Future research may also wish to investigate questions of phylogeny of attraction to consonance in birds. As stated above, several songbird species preferentially produce harmonic intervals (Doolittle and Brumm 2012; Doolittle et al. 2014; Richner 2016), but experimentally testing such species for an attraction to consonance remains to be performed. Beyond chickens and the psittacopasserean parrots and songbirds (Suh et al. 2011), species from other groups could also be tested to shed light on the question how widespread attraction to consonance is among avians. Pigeons spring to mind as an ideal choice for having been established as model organisms in cognitive experiments and shown to be able to discriminate between some musical stimuli (Brooks and Cook 2009; Porter and Neuringer 1984). In the short term, however, any study that tests non-human animal species for attraction to consonance will help in generating a better understanding of the prevalence and potential evolutionary functions of the phenomenon of attraction to consonance. For these purposes, the methodological challenges described here, and ways of overcoming them, will be critical to future research.

In conclusion, this study represents the first experimental test for an attraction to consonance in a vocal learning bird species, and only the second to examine consonance in a bird species in general.

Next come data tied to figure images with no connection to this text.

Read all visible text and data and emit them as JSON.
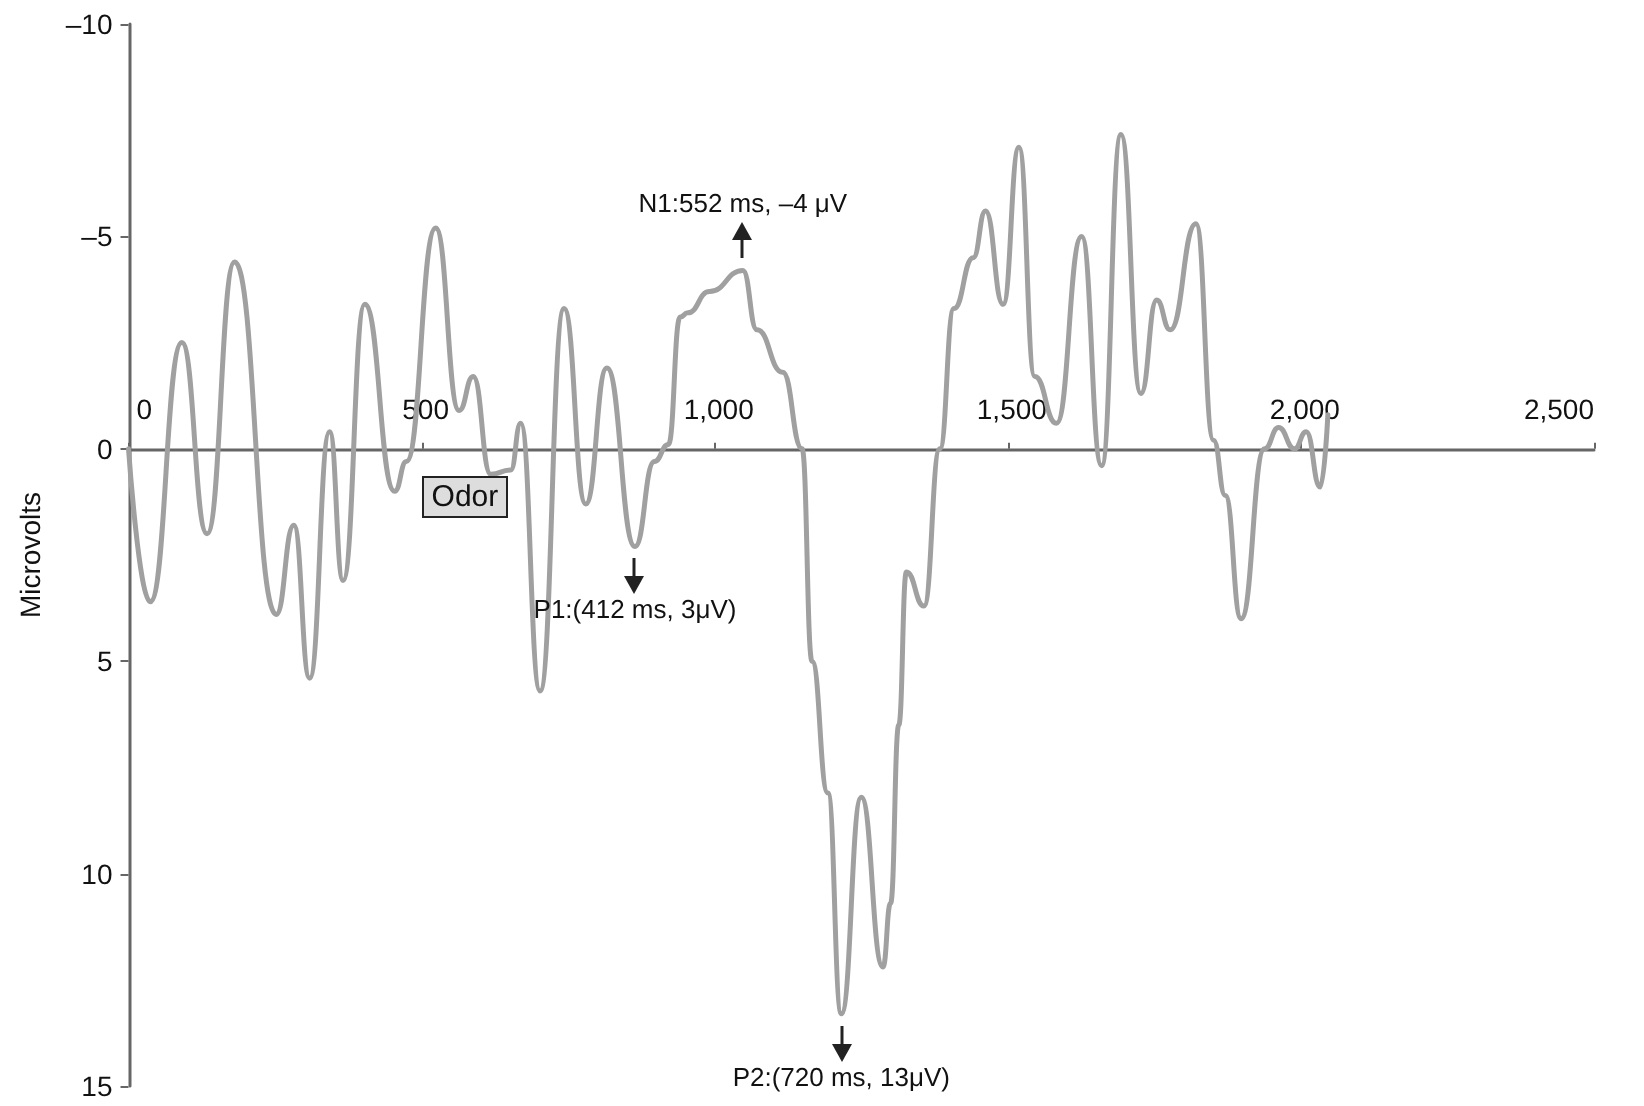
{
  "chart_data": {
    "type": "line",
    "ylabel": "Microvolts",
    "x": [
      0,
      37,
      91,
      134,
      181,
      252,
      282,
      309,
      343,
      366,
      403,
      454,
      474,
      524,
      564,
      588,
      618,
      652,
      669,
      702,
      743,
      780,
      816,
      864,
      897,
      921,
      941,
      954,
      991,
      1048,
      1072,
      1116,
      1149,
      1166,
      1193,
      1216,
      1250,
      1287,
      1300,
      1314,
      1327,
      1357,
      1384,
      1408,
      1441,
      1462,
      1492,
      1519,
      1546,
      1583,
      1626,
      1660,
      1693,
      1727,
      1754,
      1777,
      1821,
      1851,
      1871,
      1898,
      1938,
      1962,
      1989,
      2009,
      2033,
      2046
    ],
    "values": [
      0,
      3.6,
      -2.5,
      2.0,
      -4.4,
      3.9,
      1.8,
      5.4,
      -0.4,
      3.1,
      -3.4,
      1.0,
      0.3,
      -5.2,
      -0.9,
      -1.7,
      0.6,
      0.5,
      -0.6,
      5.7,
      -3.3,
      1.3,
      -1.9,
      2.3,
      0.3,
      -0.1,
      -3.1,
      -3.2,
      -3.7,
      -4.2,
      -2.8,
      -1.8,
      0,
      5,
      8.1,
      13.3,
      8.2,
      12.2,
      10.7,
      6.5,
      2.9,
      3.7,
      0,
      -3.3,
      -4.5,
      -5.6,
      -3.4,
      -7.1,
      -1.7,
      -0.6,
      -5.0,
      0.4,
      -7.4,
      -1.3,
      -3.5,
      -2.8,
      -5.3,
      -0.2,
      1.1,
      4.0,
      0,
      -0.5,
      0,
      -0.4,
      0.9,
      -0.8
    ],
    "color": "#a0a0a0",
    "marker": "none",
    "line_style": "solid",
    "grid": false,
    "xlim": [
      0,
      2500
    ],
    "xticks": [
      0,
      500,
      {
        "value": 1000,
        "label": "1,000"
      },
      {
        "value": 1500,
        "label": "1,500"
      },
      {
        "value": 2000,
        "label": "2,000"
      },
      {
        "value": 2500,
        "label": "2,500"
      }
    ],
    "ylim": [
      15,
      -10
    ],
    "yticks": [
      {
        "value": -10,
        "label": "–10"
      },
      {
        "value": -5,
        "label": "–5"
      },
      0,
      5,
      10,
      15
    ],
    "annotations": [
      "Odor",
      {
        "text": "N1:552 ms, –4 μV",
        "x": 1048,
        "y": -4.2
      },
      {
        "text": "P1:(412 ms, 3μV)",
        "x": 864,
        "y": 2.3
      },
      {
        "text": "P2:(720 ms, 13μV)",
        "x": 1216,
        "y": 13.3
      }
    ]
  }
}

More comparative research in this area is needed, because similarities and differences in auditory–vocal communication between humans and other species can be leveraged to understand the biological factors that underlie the nature of auditory perception. Variations on the paradigm here can be useful in future consonance studies with budgerigars as well as other species. While we will continue our research in this direction, we actively invite other researchers to further investigate consonance—a hallmark of human music—in a greater variety of species.